14. Even though in this case the circumstances are not such as to place it on all fours with the case of Akhoy Kumar Chuckerbutty v. Jagat Chunder Chuckerbuttty (1900) I.L.R. 27 Culc. 925 still it cannot be lost sight of that it was not the complainant, who willingly offered the bribe, but it was the accused, who demanded it, before he would take up the charge lodged by the complainant, and that he made use of his official position to enforce his demands. The mere fact that the accused offered to secure the restoration of the stolen property rather than the conviction of the offender makes little difference. He refused to act at all or even to record the complainant's information till the bribe was paid, and though complainant in the end agreed to pay it, he did it of necessity rather than of his own free will. It is possible that the circumstances of the present case, particularly the fact that the accomplices are not striving to save themselves by throwing the blame for the offence on the accused, but are rather doing,the reverse, and that their guilt, such as it is, is plainly not being used as an instrument to induce them to give evidence, are such as would justify the exceptional treatment mentioned in Queen-Empress v. Chogan Dayaram (1890) I.L.R. 14 Bom. 331 that is, are such as to justify a conviction on the uncorroborated testimony of accomplices. They are certainly such that a much slighter degree of corroboration is needed to establish their credit than would be the , case if they were entirely voluntary accomplices in the offences, which they speak to. And from this point of view the corroboration of the statements of the complainant and his mother is ample.

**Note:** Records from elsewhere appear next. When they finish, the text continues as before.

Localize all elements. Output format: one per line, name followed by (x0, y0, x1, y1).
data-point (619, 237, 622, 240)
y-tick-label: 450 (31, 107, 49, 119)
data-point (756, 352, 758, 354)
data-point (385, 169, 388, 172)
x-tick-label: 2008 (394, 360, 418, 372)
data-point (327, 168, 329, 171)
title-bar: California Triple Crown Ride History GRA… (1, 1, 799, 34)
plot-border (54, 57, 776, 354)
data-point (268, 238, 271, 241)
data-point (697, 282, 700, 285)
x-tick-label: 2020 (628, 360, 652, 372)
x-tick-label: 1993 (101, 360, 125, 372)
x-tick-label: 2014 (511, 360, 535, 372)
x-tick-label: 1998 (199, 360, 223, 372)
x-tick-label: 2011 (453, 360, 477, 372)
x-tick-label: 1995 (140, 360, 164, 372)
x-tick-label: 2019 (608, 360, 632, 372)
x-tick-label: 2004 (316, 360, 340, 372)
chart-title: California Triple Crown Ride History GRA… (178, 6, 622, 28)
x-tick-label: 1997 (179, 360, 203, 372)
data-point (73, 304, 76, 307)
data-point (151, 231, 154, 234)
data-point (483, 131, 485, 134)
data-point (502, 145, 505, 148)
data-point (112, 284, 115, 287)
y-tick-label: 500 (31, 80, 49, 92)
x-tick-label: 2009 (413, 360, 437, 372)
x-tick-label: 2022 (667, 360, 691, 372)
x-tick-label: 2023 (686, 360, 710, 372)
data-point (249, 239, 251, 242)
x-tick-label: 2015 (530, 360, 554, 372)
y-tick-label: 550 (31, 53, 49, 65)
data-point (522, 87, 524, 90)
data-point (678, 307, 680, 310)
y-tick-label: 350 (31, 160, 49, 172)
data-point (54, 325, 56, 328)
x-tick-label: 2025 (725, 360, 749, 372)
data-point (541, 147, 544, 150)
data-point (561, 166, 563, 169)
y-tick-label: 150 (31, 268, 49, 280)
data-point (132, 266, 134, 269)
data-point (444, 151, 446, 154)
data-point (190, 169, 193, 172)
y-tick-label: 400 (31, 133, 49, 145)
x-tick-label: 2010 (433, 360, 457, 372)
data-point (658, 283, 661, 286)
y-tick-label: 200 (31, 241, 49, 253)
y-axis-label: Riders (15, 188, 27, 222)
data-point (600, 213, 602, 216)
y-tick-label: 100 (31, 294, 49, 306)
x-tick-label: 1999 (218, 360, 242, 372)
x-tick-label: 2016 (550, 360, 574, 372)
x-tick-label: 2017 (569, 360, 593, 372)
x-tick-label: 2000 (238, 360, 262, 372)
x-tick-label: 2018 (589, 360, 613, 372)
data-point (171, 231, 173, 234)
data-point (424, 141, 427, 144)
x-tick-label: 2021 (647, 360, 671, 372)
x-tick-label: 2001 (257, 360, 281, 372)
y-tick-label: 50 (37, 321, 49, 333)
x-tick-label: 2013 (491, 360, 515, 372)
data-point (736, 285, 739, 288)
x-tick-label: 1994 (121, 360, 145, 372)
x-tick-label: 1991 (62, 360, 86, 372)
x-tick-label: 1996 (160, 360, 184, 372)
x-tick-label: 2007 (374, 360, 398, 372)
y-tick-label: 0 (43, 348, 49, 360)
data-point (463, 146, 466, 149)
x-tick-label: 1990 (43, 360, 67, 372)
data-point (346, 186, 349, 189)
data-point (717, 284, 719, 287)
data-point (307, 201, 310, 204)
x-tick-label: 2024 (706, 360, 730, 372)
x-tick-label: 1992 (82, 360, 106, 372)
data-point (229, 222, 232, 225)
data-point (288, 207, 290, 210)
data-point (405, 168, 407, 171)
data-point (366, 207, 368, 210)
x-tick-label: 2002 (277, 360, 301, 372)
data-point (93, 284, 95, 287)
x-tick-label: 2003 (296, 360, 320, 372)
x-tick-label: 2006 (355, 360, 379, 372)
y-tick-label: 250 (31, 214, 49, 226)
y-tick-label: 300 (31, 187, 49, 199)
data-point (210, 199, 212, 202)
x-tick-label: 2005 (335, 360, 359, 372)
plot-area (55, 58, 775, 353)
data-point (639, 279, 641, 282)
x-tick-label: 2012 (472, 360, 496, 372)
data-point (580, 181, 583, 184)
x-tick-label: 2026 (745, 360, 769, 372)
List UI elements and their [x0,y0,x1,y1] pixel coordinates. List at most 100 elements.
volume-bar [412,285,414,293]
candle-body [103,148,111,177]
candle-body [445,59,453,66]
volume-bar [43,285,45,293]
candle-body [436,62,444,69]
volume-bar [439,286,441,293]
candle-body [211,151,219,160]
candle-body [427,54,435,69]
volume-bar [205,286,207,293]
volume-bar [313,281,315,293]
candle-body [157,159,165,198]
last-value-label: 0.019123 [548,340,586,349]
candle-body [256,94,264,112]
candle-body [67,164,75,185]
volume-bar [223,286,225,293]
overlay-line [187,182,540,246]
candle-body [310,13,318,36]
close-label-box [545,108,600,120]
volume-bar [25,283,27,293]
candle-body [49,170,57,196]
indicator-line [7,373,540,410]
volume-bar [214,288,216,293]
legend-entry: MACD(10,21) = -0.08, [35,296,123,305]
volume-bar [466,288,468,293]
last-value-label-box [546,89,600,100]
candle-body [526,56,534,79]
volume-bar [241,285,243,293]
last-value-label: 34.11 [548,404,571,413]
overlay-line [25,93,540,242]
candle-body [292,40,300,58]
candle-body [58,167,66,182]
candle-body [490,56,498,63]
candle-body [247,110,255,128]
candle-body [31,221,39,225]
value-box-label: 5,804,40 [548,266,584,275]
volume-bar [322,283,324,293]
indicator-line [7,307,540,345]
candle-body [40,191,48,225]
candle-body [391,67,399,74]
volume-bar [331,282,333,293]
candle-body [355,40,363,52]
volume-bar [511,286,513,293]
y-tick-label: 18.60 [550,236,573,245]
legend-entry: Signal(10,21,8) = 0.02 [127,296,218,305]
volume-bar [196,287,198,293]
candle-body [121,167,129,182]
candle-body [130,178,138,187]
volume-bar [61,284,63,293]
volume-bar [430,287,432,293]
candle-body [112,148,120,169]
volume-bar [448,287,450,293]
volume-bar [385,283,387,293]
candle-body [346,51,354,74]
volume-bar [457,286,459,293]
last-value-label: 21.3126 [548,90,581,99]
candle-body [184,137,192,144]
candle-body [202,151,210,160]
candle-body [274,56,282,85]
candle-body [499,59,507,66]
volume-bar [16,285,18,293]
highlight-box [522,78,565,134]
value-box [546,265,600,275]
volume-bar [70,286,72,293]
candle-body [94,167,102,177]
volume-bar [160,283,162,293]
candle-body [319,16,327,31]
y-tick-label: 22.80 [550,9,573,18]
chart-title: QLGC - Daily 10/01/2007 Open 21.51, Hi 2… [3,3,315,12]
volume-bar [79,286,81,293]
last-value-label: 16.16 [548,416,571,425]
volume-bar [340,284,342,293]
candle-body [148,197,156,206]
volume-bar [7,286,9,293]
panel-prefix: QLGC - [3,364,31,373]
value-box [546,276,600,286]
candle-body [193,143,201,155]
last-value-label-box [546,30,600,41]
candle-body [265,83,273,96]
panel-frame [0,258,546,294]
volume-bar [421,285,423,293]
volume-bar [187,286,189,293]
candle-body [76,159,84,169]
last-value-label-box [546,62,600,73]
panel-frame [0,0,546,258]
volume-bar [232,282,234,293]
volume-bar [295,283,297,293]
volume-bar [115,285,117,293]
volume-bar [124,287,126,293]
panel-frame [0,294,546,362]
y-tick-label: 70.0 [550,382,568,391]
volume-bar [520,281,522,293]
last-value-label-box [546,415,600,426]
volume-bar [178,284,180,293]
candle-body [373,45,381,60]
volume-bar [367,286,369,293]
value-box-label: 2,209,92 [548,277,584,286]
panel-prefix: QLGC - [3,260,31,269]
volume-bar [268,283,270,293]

15. The persons, who lent the money to the complainant and the persons, who were present when it was paid, cannot in our opinion be held to be accomplices of the accused. The circumstances of the present case very much resemble those in Queen v. Deodhor Singh (1899) I.L.R. 27 Calc. 144 where it was held that witnesses to the payment of bribes were not accomplices, unless they had co-operated in the payment of the bribes, or were instrumental in the negotiations for their payment, and they differ materially from those in Queen v. Chandra Chandalinee (1875) 24 W.R. 55 decided in an opposite sense. We also hold that in a case like the present the evidence of the persons, from whom the money was obtained, may be accepted as corroborating the story of the complainant. As to the delivery of the goat the evidence is not in our opinion open to objection as the evidence of accomplices and fully proves it delivery to the accused.
16. Both the lower Courts have tested the evidence of the witnesses with care, and have accepted it as entitled to reliance. Under these circumstances, and having regard to the fact that there is ample corroboration of the evidence of the complainant, we decline to interfere, and discharge the rule.